Law firms also have to protect confidential information of parties that are not their clients because of discovery obtained during the course of litigation, Clark says.
Clark also notes that companies in New York state must abide by the Stop Hacks and Improve Electronic Data Security (SHIELD) Act, which imposed more data security requirements.
“It’s putting basic security in place to protect your data to make sure you’re not breached,” Nelan says. “There’s several things to that.”
Nelan says that law firms also need to make sure they are meeting the level of security required for their clients based upon their industry. For example, health care clients need to abide by Health Insurance Portability and Accountability Act (HIPAA), or finance clients need to abide by Financial Industry Regulatory Authority (FNRA) standards.
So how do law firms protect their clients’ data and their own data from cyberattacks?
Clark, Fowler and Nelan all say security training for employees is imperative, including how to avoid phishing and other dangers.
All three also say that multifactor authentication for logging into firms’ computer systems is essential.

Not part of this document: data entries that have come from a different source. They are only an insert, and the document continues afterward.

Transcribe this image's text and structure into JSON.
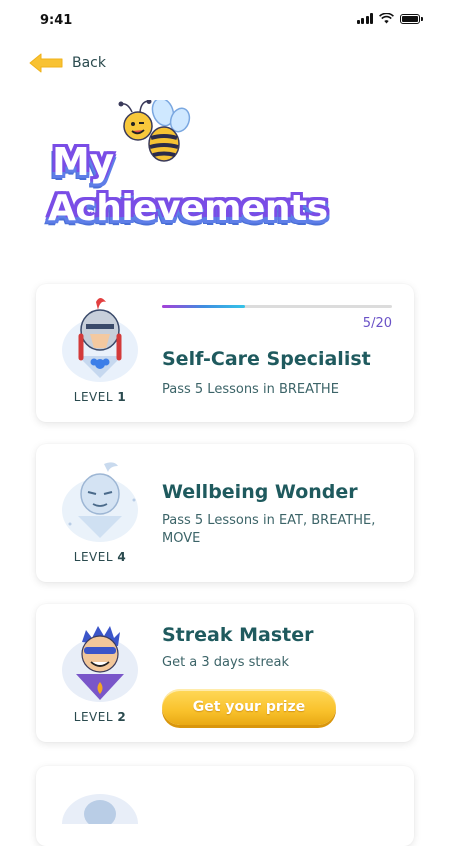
{
  "status": {
    "time": "9:41"
  },
  "nav": {
    "back_label": "Back"
  },
  "header": {
    "title_line1": "My",
    "title_line2": "Achievements"
  },
  "colors": {
    "accent_text": "#1f5a5e",
    "title_gradient_start": "#7a4de6",
    "button_gold": "#f9c22c",
    "progress_purple": "#a53fd8",
    "progress_blue": "#35c4e8"
  },
  "achievements": [
    {
      "title": "Self-Care Specialist",
      "description": "Pass 5 Lessons in BREATHE",
      "level_label": "LEVEL",
      "level": "1",
      "progress_text": "5/20",
      "progress_fraction": 0.36,
      "icon": "knight-avatar-icon"
    },
    {
      "title": "Wellbeing Wonder",
      "description": "Pass 5 Lessons in EAT, BREATHE, MOVE",
      "level_label": "LEVEL",
      "level": "4",
      "icon": "ghost-avatar-icon"
    },
    {
      "title": "Streak Master",
      "description": "Get a 3 days streak",
      "level_label": "LEVEL",
      "level": "2",
      "button_label": "Get your prize",
      "icon": "hero-avatar-icon"
    }
  ]
}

Nelan says that law firms need to have a strong plan for backing up their data. Sometimes clients think they know where all of their critical data is backed up but, say, their accounting data is on Quickbooks and backed up somewhere else, Nelan says.
Part of cybersecurity is ensuring critical data is backed up and knowing exactly where it is located and knowing how long it will take to recover that data, Nelan says.

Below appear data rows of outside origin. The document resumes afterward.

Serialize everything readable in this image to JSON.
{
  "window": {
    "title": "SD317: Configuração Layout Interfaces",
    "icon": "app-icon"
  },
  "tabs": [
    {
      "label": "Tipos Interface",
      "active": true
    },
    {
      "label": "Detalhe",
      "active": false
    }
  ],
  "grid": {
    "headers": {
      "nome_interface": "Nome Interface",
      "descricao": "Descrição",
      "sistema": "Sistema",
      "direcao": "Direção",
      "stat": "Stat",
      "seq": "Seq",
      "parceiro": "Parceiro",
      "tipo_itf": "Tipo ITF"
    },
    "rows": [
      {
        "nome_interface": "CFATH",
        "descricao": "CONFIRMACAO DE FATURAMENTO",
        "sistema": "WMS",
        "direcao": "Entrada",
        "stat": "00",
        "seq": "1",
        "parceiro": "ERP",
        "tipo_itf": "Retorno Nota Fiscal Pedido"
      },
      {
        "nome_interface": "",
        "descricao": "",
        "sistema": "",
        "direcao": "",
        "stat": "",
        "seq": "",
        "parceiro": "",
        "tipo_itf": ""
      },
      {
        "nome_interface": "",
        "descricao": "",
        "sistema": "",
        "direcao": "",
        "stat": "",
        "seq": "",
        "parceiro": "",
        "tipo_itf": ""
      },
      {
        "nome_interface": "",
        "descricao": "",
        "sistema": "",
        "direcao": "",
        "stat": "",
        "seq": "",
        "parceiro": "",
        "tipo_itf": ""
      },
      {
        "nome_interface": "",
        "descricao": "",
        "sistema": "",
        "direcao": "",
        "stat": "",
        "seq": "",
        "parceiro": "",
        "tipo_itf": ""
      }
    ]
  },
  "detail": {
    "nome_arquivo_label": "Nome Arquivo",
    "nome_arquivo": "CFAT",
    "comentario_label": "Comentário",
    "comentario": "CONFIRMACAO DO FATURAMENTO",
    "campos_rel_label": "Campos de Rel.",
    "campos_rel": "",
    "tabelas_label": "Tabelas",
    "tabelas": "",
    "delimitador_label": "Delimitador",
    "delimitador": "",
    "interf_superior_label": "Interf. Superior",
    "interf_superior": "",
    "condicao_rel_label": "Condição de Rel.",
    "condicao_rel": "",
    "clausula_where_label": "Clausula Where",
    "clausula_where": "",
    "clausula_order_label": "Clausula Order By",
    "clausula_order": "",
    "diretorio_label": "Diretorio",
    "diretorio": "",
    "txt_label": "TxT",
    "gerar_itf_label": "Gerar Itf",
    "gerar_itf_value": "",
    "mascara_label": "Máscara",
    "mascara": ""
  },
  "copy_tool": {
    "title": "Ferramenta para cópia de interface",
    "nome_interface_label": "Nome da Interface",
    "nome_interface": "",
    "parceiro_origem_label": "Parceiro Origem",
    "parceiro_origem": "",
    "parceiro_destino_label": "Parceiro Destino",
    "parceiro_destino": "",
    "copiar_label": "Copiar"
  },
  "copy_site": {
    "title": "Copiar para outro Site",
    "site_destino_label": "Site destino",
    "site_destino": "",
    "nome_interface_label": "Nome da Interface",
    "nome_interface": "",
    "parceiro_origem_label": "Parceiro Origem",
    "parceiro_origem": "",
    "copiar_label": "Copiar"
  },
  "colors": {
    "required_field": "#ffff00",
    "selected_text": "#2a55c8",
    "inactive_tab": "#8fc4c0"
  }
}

The rise of employees working from home has also raised cybersecurity implications for law firms, local experts say.
Fowler says that one important step is to ensure that any hardware that is taken to the home or courtroom needs to be encrypted so that if it gets stolen or lost the data on that device won’t be compromised.

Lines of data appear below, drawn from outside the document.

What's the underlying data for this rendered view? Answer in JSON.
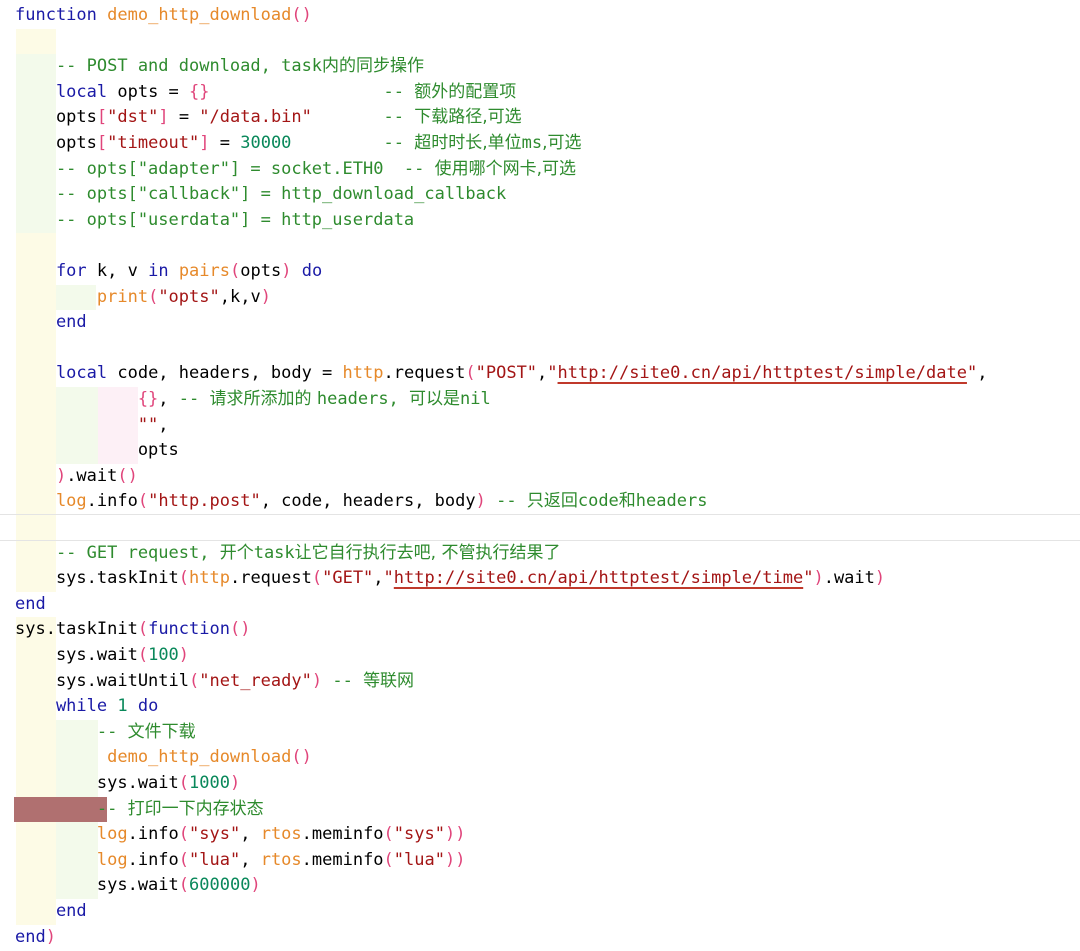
{
  "editor": {
    "language": "lua",
    "colors": {
      "background": "#ffffff",
      "keyword": "#1a1aa6",
      "function_name": "#e6892a",
      "string": "#a31515",
      "number": "#09885a",
      "comment": "#2e8b2e",
      "punctuation": "#e0457b",
      "identifier": "#000000",
      "url_underline": "#c0392b",
      "breakpoint_marker": "#b07070",
      "cursor_line": "#e4e4e4"
    },
    "breakpoint_line": 31,
    "cursor_line": 20,
    "lines": [
      [
        [
          "kw",
          "function"
        ],
        [
          "id",
          " "
        ],
        [
          "fn",
          "demo_http_download"
        ],
        [
          "pun",
          "()"
        ]
      ],
      [],
      [
        [
          "cm",
          "    -- POST and download, task"
        ],
        [
          "cjk",
          "内的同步操作"
        ]
      ],
      [
        [
          "kw",
          "    local"
        ],
        [
          "id",
          " opts = "
        ],
        [
          "pun",
          "{}"
        ],
        [
          "id",
          "                 "
        ],
        [
          "cm",
          "-- "
        ],
        [
          "cjk",
          "额外的配置项"
        ]
      ],
      [
        [
          "id",
          "    opts"
        ],
        [
          "pun",
          "["
        ],
        [
          "str",
          "\"dst\""
        ],
        [
          "pun",
          "]"
        ],
        [
          "id",
          " = "
        ],
        [
          "str",
          "\"/data.bin\""
        ],
        [
          "id",
          "       "
        ],
        [
          "cm",
          "-- "
        ],
        [
          "cjk",
          "下载路径,可选"
        ]
      ],
      [
        [
          "id",
          "    opts"
        ],
        [
          "pun",
          "["
        ],
        [
          "str",
          "\"timeout\""
        ],
        [
          "pun",
          "]"
        ],
        [
          "id",
          " = "
        ],
        [
          "num",
          "30000"
        ],
        [
          "id",
          "         "
        ],
        [
          "cm",
          "-- "
        ],
        [
          "cjk",
          "超时时长,单位"
        ],
        [
          "cm",
          "ms"
        ],
        [
          "cjk",
          ",可选"
        ]
      ],
      [
        [
          "cm",
          "    -- opts[\"adapter\"] = socket.ETH0  -- "
        ],
        [
          "cjk",
          "使用哪个网卡,可选"
        ]
      ],
      [
        [
          "cm",
          "    -- opts[\"callback\"] = http_download_callback"
        ]
      ],
      [
        [
          "cm",
          "    -- opts[\"userdata\"] = http_userdata"
        ]
      ],
      [],
      [
        [
          "kw",
          "    for"
        ],
        [
          "id",
          " k, v "
        ],
        [
          "kw",
          "in"
        ],
        [
          "id",
          " "
        ],
        [
          "fn",
          "pairs"
        ],
        [
          "pun",
          "("
        ],
        [
          "id",
          "opts"
        ],
        [
          "pun",
          ")"
        ],
        [
          "id",
          " "
        ],
        [
          "kw",
          "do"
        ]
      ],
      [
        [
          "fn",
          "        print"
        ],
        [
          "pun",
          "("
        ],
        [
          "str",
          "\"opts\""
        ],
        [
          "id",
          ",k,v"
        ],
        [
          "pun",
          ")"
        ]
      ],
      [
        [
          "kw",
          "    end"
        ]
      ],
      [],
      [
        [
          "kw",
          "    local"
        ],
        [
          "id",
          " code, headers, body = "
        ],
        [
          "fn",
          "http"
        ],
        [
          "id",
          ".request"
        ],
        [
          "pun",
          "("
        ],
        [
          "str",
          "\"POST\""
        ],
        [
          "id",
          ","
        ],
        [
          "str",
          "\""
        ],
        [
          "url",
          "http://site0.cn/api/httptest/simple/date"
        ],
        [
          "str",
          "\""
        ],
        [
          "id",
          ","
        ]
      ],
      [
        [
          "pun",
          "            {}"
        ],
        [
          "id",
          ", "
        ],
        [
          "cm",
          "-- "
        ],
        [
          "cjk",
          "请求所添加的 "
        ],
        [
          "cm",
          "headers, "
        ],
        [
          "cjk",
          "可以是"
        ],
        [
          "cm",
          "nil"
        ]
      ],
      [
        [
          "str",
          "            \"\""
        ],
        [
          "id",
          ","
        ]
      ],
      [
        [
          "id",
          "            opts"
        ]
      ],
      [
        [
          "pun",
          "    )"
        ],
        [
          "id",
          ".wait"
        ],
        [
          "pun",
          "()"
        ]
      ],
      [
        [
          "fn",
          "    log"
        ],
        [
          "id",
          ".info"
        ],
        [
          "pun",
          "("
        ],
        [
          "str",
          "\"http.post\""
        ],
        [
          "id",
          ", code, headers, body"
        ],
        [
          "pun",
          ")"
        ],
        [
          "id",
          " "
        ],
        [
          "cm",
          "-- "
        ],
        [
          "cjk",
          "只返回"
        ],
        [
          "cm",
          "code"
        ],
        [
          "cjk",
          "和"
        ],
        [
          "cm",
          "headers"
        ]
      ],
      [],
      [
        [
          "cm",
          "    -- GET request, "
        ],
        [
          "cjk",
          "开个"
        ],
        [
          "cm",
          "task"
        ],
        [
          "cjk",
          "让它自行执行去吧, 不管执行结果了"
        ]
      ],
      [
        [
          "id",
          "    sys.taskInit"
        ],
        [
          "pun",
          "("
        ],
        [
          "fn",
          "http"
        ],
        [
          "id",
          ".request"
        ],
        [
          "pun",
          "("
        ],
        [
          "str",
          "\"GET\""
        ],
        [
          "id",
          ","
        ],
        [
          "str",
          "\""
        ],
        [
          "url",
          "http://site0.cn/api/httptest/simple/time"
        ],
        [
          "str",
          "\""
        ],
        [
          "pun",
          ")"
        ],
        [
          "id",
          ".wait"
        ],
        [
          "pun",
          ")"
        ]
      ],
      [
        [
          "kw",
          "end"
        ]
      ],
      [
        [
          "id",
          "sys.taskInit"
        ],
        [
          "pun",
          "("
        ],
        [
          "kw",
          "function"
        ],
        [
          "pun",
          "()"
        ]
      ],
      [
        [
          "id",
          "    sys.wait"
        ],
        [
          "pun",
          "("
        ],
        [
          "num",
          "100"
        ],
        [
          "pun",
          ")"
        ]
      ],
      [
        [
          "id",
          "    sys.waitUntil"
        ],
        [
          "pun",
          "("
        ],
        [
          "str",
          "\"net_ready\""
        ],
        [
          "pun",
          ")"
        ],
        [
          "id",
          " "
        ],
        [
          "cm",
          "-- "
        ],
        [
          "cjk",
          "等联网"
        ]
      ],
      [
        [
          "kw",
          "    while"
        ],
        [
          "id",
          " "
        ],
        [
          "num",
          "1"
        ],
        [
          "id",
          " "
        ],
        [
          "kw",
          "do"
        ]
      ],
      [
        [
          "cm",
          "        -- "
        ],
        [
          "cjk",
          "文件下载"
        ]
      ],
      [
        [
          "fn",
          "         demo_http_download"
        ],
        [
          "pun",
          "()"
        ]
      ],
      [
        [
          "id",
          "        sys.wait"
        ],
        [
          "pun",
          "("
        ],
        [
          "num",
          "1000"
        ],
        [
          "pun",
          ")"
        ]
      ],
      [
        [
          "cm",
          "        -- "
        ],
        [
          "cjk",
          "打印一下内存状态"
        ]
      ],
      [
        [
          "fn",
          "        log"
        ],
        [
          "id",
          ".info"
        ],
        [
          "pun",
          "("
        ],
        [
          "str",
          "\"sys\""
        ],
        [
          "id",
          ", "
        ],
        [
          "fn",
          "rtos"
        ],
        [
          "id",
          ".meminfo"
        ],
        [
          "pun",
          "("
        ],
        [
          "str",
          "\"sys\""
        ],
        [
          "pun",
          "))"
        ]
      ],
      [
        [
          "fn",
          "        log"
        ],
        [
          "id",
          ".info"
        ],
        [
          "pun",
          "("
        ],
        [
          "str",
          "\"lua\""
        ],
        [
          "id",
          ", "
        ],
        [
          "fn",
          "rtos"
        ],
        [
          "id",
          ".meminfo"
        ],
        [
          "pun",
          "("
        ],
        [
          "str",
          "\"lua\""
        ],
        [
          "pun",
          "))"
        ]
      ],
      [
        [
          "id",
          "        sys.wait"
        ],
        [
          "pun",
          "("
        ],
        [
          "num",
          "600000"
        ],
        [
          "pun",
          ")"
        ]
      ],
      [
        [
          "kw",
          "    end"
        ]
      ],
      [
        [
          "kw",
          "end"
        ],
        [
          "pun",
          ")"
        ]
      ]
    ]
  }
}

Fowler also says that good security measures for employees working from home include having personal firewalls set up, having employees access their office computers through a virtual personal network or using a secure cloud computing system like Microsoft 365.
Clark, Fowler and Nelan all recommend law firms obtain cybersecurity insurance, but they all note that the market for obtaining insurance has become more difficult due to the rise in frequency of the attacks.
Fowler recalls that insurance companies were once almost giving cybersecurity insurance policies away for free because of the lack of interest from companies.
Now, it has changed 180 degrees due to the rise of ransomware and other cyberattacks, she says.
“Insurance companies are also paying closer attention to these ransomware attacks,” Clark says. “This kind of insurance space is relatively young in comparison to other general commercial coverage, and I think it’ll be interesting to see how the products and pricing develop in the coming months.”
Amaris Elliott-Engel is a Rochester-area freelance writer.